It is nearly a week since the conclusion of our observance of the Jewish new year– Rosh Hashanah and Yom Kippur. The year 5773 in the Jewish calendar. In the bigger world there is a great deal going on– both terrible and hopeful; and there is much to reflect upon at this time of year, and much to grab hold of and make right in the year to come. We who believe, as I do, in tikkun olam, the Jewish concept and commandment of “repair of the world” have plenty of opportunities to fulfill that mitzvah, that commandment.
I love this time of year and I love the Jewish new year for many reasons. Perhaps because we are called upon to look at the world and at our own lives in all our messes and failings and at the same time to hold in our minds and hearts the complete beauty and goodness– of ourselves and of humanity and of the world. I like this kind of perspective. It is a big perspective and a demanding perspective, and I like that.
Among other things, it is not easy to carve out time to be a Jew if you live, as I do, in a secular world. In my current job, and in my daughter’s middle school– it was far more demanding (the work of carving out the time and space to observe the Jewish new year) than I can ever recall it being before– and it rattled me and angered me too. On Tuesday before Yom Kippur I started the day by writing eight separate notes to teachers and staff at my daughter’s school, so that my daughter wouldn’t get graded down, marked with unexcused absences etc.– because my failure to do so for Rosh Hashanah had created a mess that required a number of calls and emails to clean up. At work several things happened and I was running at top speed from 9:00 a.m. until I finally made my way out at 7:00 p.m. — after an exchange with my boss that I truly experienced as a miracle.

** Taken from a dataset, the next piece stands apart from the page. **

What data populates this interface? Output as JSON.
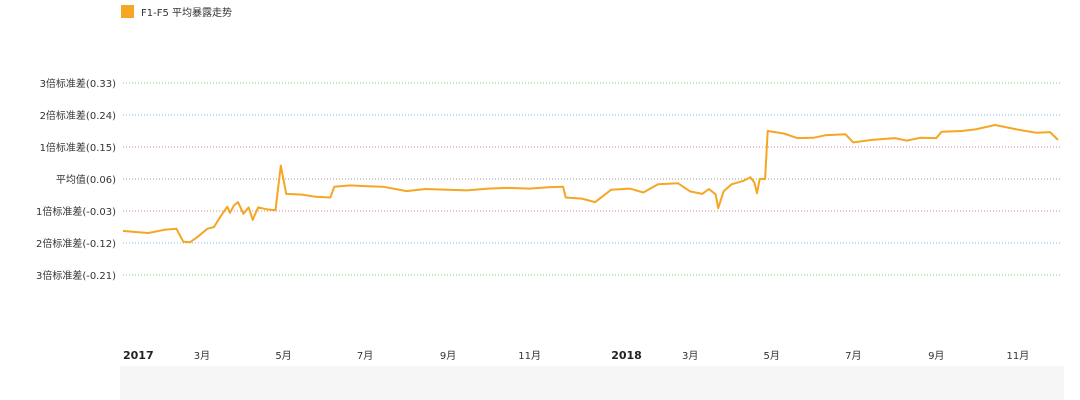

I left my work with barely enough time to change clothes and no time to eat a good meal which would be followed by a fast for the next 24 hours. I found my cell phone was broken and had trouble getting through to my family to say, “meet me downstairs with a change of clothes and we’ll go straight to synagogue.” It was a hard and bumpy observance in some ways because I was off my feet–exhausted, stressed out and late– but we made our way to our synagogue three times for Yom Kippur and I took in the beauty of an early fall day, of my community of Jews, of my daughter and partner. There was time to think and sing and grieve losses too.
I am late in writing this post, and I am late with other things too– but there is a new year ahead and I will find time to do things I want to do and to write. There is much more to write but right this moment, it is time–in this new year– for me to meet one of my biggest daily challenges, rest at the end of the day. Shanah Tovah– a good year. And good night for now.